Немыслимо.
Такое же ошеломление накрывало ее всякий раз, как они приезжали в деревню. Девчонки – те просто распускались на воле, и Фейнман только прикусывала губу, глядя, как бабушка и тетя Маруся их балуют, берегут от всякой работы, благодарят как невесть каких героинь за всякую помощь и ставят им утром на столик перед кроватью кружечки с молоком и свежей земляникой, и позволяют все, все… все, что позволяли Ирочке-внучечке ее бабушка и дед, но тогда это казалось счастьем и самым правильным отношением к человеку, а теперь раздражало и хотелось спросить: почему эти уже вполне взрослые барышни могут валяться в постели до десяти утра и бить целый день баклуши, а она теперь включена во взрослый круговорот забот и хлопот, и это ее усилиями ставится тесто и пропалывается огород, чтобы не задохнулась в сорняках та самая сортовая земляника, которую юные принцессы будут радостно лопать на завтрак…
Фейнман знала, почему, и знала, что просто завидует дочерям и тоскует по беззаботности своего детства, без-заботности, потому что заботой тебя окружают другие. И помнила, что эта вот бытовая, кормящая нежность – это все, на что способна ее родительская семья, что кроме этого баловства им никак по-другому не выразить свою радость, потому что они не умеют поговорить, у них не принято целоваться и обниматься, и «люблю тебя» они говорят только самым маленьким детям – потому что только малые дети способны сто раз на дню задать вопрос: «ты меня любишь?» – а потом как-то перестают.
Но Марк?! Марк в деревне магически преображался, как будто ударялся оземь – об эту вот рыхлую черную земь – и становился непойми кем. Он вставал в четыре утра и ездил с шурином за грибами, и тесал с дядькой бревна, и ложил кирпичи, и ставил забор, и пилил дрова, и колол их, и, крякая, опрокидывал за ужином с мужиками старинную граненую стопочку – темный от загара, плечистый, в какой-то – боже мой – алкоголической растянутой майке (где он ее только брал?). И еще гарцевал перед ней во всем этом маскараде, с топором наперевес, и хотел, чтобы любимая Ирка им восхищалась – а она смотрела и не могла разглядеть в этом зубастом мужике своего мужа, на котором с таким наслаждением она расстегивала дорогие рубашки, с такой тайной истомой следила, как поблескивает в манжете запонка, как красиво лежат волосы на высоком лбу, как изящны его длинные пальцы и как мягко они могут всего касаться… как хорошо сшиты его пиджаки, как шарф облегает башню его шеи, как ловко сидит пальто, с какой природной, стремительной грацией он ходит, водит машину, поворачивается, встает… как чуть-чуть, одним только краешком его губ касается тонкая, умная улыбка…

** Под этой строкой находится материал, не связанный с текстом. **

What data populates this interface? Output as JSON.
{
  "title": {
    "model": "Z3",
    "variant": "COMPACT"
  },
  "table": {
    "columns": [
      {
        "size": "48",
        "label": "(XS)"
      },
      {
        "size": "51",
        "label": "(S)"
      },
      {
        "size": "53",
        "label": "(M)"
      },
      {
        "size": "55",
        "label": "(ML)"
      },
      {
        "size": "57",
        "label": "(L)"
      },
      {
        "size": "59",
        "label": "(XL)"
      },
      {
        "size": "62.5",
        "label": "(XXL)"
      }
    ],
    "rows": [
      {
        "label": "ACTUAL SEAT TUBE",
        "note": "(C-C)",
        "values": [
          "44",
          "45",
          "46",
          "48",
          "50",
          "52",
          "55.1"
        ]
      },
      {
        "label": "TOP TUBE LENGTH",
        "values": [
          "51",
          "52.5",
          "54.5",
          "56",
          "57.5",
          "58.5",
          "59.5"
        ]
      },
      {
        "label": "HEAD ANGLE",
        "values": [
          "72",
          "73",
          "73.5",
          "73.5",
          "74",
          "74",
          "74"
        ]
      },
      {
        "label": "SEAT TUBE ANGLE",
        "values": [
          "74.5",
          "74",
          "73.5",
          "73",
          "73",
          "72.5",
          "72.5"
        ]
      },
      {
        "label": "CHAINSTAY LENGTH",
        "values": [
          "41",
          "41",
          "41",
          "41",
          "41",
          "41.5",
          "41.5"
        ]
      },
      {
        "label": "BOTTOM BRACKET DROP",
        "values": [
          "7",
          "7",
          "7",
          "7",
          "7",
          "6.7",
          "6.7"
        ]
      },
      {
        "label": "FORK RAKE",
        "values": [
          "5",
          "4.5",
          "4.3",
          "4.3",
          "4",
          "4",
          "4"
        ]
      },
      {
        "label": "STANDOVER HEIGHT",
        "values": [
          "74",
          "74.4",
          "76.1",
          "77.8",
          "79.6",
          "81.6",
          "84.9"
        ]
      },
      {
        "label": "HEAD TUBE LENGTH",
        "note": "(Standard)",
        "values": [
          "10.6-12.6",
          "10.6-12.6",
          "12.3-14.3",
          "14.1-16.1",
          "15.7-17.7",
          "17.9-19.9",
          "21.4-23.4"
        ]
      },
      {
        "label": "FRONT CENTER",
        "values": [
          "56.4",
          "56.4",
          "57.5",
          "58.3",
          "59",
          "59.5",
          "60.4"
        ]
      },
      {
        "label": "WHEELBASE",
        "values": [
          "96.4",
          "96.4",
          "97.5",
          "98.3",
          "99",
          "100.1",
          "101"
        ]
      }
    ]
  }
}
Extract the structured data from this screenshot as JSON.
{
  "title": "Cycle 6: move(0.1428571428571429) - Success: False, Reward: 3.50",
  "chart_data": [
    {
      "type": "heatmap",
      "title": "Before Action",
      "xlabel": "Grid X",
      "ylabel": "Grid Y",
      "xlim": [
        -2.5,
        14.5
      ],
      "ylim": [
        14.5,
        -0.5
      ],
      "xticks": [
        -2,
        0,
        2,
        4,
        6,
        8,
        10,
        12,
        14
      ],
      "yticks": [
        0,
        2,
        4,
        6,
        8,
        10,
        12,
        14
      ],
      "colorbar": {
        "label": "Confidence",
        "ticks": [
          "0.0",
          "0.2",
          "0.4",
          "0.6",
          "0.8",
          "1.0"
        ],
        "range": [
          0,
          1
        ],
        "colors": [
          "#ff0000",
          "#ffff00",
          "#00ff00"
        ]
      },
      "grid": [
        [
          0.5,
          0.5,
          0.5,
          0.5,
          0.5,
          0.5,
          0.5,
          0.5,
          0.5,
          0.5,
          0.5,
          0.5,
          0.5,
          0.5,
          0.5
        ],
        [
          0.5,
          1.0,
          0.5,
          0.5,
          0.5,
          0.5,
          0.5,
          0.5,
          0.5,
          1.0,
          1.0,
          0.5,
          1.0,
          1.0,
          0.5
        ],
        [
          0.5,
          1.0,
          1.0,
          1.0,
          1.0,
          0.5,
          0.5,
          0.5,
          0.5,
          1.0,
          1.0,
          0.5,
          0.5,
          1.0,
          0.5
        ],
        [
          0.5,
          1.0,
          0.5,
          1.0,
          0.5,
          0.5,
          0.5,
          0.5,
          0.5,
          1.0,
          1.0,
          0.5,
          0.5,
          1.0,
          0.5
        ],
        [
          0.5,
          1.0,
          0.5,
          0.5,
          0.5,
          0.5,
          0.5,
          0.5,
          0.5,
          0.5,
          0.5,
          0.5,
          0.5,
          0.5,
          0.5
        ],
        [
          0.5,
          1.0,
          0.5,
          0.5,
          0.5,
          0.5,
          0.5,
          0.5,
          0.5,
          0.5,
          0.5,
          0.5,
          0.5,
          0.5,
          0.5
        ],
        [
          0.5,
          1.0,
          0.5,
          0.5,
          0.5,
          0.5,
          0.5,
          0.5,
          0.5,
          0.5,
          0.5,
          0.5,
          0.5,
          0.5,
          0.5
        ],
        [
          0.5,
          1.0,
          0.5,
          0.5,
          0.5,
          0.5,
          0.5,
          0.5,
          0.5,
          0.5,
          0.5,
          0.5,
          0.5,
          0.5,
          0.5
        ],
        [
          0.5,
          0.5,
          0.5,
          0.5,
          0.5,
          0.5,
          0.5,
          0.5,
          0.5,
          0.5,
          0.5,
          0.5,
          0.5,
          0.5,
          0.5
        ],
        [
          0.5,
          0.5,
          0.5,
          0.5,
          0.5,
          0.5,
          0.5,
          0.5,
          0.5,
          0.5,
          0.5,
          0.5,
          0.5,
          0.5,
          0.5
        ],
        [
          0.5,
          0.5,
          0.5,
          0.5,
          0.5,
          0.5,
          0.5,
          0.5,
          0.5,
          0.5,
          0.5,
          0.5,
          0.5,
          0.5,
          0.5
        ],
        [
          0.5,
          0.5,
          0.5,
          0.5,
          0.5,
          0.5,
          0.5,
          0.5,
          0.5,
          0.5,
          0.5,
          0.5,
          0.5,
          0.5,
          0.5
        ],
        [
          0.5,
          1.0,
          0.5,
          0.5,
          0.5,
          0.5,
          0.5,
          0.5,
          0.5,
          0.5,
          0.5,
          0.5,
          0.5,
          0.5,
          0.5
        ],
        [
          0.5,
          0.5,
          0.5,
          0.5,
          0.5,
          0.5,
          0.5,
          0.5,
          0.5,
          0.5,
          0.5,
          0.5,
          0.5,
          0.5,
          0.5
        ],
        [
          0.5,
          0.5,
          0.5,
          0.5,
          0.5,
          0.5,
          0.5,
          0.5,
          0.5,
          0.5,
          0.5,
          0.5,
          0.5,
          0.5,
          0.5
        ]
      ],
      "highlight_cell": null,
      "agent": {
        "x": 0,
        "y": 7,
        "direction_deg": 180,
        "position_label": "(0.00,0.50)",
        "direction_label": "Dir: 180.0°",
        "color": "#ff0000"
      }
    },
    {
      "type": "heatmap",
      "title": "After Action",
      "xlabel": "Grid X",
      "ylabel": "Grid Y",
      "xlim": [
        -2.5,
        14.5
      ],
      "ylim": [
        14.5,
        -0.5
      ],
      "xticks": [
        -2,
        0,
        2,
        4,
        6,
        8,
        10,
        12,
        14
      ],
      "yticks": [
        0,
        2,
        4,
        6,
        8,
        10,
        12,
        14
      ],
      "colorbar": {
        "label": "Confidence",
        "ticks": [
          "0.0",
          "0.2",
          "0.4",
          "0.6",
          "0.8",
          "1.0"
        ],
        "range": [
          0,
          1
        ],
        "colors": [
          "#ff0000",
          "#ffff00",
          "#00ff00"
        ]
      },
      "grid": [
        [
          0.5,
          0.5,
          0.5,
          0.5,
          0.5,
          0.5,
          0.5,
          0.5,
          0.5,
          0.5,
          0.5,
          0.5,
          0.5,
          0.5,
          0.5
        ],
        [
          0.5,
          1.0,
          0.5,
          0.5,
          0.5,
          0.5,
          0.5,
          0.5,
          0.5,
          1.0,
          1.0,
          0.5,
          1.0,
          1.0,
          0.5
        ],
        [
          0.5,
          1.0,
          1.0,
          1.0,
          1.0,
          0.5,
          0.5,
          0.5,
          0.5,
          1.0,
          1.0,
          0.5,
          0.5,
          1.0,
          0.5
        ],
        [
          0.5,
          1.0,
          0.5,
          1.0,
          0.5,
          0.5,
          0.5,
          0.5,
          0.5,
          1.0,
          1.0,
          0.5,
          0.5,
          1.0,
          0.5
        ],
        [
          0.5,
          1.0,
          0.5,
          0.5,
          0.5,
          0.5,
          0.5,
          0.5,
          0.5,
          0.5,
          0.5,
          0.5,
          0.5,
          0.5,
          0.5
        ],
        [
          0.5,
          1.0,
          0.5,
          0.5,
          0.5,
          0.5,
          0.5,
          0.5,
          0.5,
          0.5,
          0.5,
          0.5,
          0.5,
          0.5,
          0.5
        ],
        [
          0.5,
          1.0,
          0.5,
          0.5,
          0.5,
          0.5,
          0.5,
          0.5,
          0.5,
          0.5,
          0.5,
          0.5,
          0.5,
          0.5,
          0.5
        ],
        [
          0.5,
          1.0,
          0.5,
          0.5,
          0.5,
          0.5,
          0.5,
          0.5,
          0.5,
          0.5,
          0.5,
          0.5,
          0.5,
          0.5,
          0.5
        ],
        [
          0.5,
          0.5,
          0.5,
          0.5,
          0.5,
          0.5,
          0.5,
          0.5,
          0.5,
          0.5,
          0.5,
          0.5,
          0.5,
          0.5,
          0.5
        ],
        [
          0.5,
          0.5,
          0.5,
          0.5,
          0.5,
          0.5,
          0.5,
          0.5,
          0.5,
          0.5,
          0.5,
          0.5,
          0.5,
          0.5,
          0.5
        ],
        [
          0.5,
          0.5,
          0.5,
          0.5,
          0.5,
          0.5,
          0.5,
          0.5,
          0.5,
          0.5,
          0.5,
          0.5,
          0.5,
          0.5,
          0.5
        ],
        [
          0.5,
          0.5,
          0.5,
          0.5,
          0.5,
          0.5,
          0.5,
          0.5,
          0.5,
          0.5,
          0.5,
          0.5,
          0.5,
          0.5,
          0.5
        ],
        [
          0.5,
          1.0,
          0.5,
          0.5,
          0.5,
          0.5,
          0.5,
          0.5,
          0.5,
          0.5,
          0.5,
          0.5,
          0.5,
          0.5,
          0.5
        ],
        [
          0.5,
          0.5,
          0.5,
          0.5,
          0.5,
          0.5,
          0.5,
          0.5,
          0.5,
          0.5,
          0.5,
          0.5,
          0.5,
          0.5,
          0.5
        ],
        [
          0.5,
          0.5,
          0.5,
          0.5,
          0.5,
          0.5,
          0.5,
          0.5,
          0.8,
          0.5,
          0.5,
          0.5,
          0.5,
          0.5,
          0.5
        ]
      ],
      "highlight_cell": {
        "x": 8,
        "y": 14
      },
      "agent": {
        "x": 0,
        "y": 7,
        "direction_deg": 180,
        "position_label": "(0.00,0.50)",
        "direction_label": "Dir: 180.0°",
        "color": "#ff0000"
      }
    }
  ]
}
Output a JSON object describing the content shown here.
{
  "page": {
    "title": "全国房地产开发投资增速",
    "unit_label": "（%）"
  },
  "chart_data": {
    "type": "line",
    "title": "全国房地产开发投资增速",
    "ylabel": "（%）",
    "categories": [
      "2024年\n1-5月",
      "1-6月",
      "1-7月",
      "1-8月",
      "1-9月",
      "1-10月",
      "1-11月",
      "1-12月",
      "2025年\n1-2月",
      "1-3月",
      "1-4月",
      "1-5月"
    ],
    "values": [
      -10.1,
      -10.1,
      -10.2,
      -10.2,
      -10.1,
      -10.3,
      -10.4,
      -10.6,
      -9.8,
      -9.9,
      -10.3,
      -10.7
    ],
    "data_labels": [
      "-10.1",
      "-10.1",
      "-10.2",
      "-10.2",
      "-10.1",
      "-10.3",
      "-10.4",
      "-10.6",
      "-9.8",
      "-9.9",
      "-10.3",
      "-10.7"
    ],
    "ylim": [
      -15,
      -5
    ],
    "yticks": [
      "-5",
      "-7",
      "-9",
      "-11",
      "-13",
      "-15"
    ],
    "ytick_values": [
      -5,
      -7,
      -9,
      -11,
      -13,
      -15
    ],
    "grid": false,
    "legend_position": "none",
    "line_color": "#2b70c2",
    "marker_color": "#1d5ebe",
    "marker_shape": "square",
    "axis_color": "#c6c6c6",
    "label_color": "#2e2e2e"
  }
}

И этот прекрасный – волшебный – ее мужчина вдруг хэкает и ухает, ударяя колуном по полену, и потный, в мокрой рубахе лезет обниматься и целоваться, и пахнет от него грибами и жидкостью от комаров… И вот он уже больше не ее Марк Антоний, а ихний Семеныч, и видно, что ему весело быть Семенычем – так весело, что он, жмурясь, с хрустом отгрызает бок у красной пузатой луковицы и выдыхает: «охх, ядрена мать!» – у луковицы! – которую Ирка дома тщательно выбирает и выбрасывает из всех супов и салатов!
И Фейнман казалось, что мужики украли, похитили ее мужа, а он и рад был похититься. И она не выдерживала – и уезжала, сославшись на срочные дела в городе, оставляя девчонок и мужа там, где им было так дико, так низменно хорошо, что это было почти ужасно.
«Я устала от материнства, – подумала Фейнман, собираясь с силами, чтобы встать и пойти домой. – Я теперь только на тридцать процентов своей ежедневности – мать… И меня это не огорчает».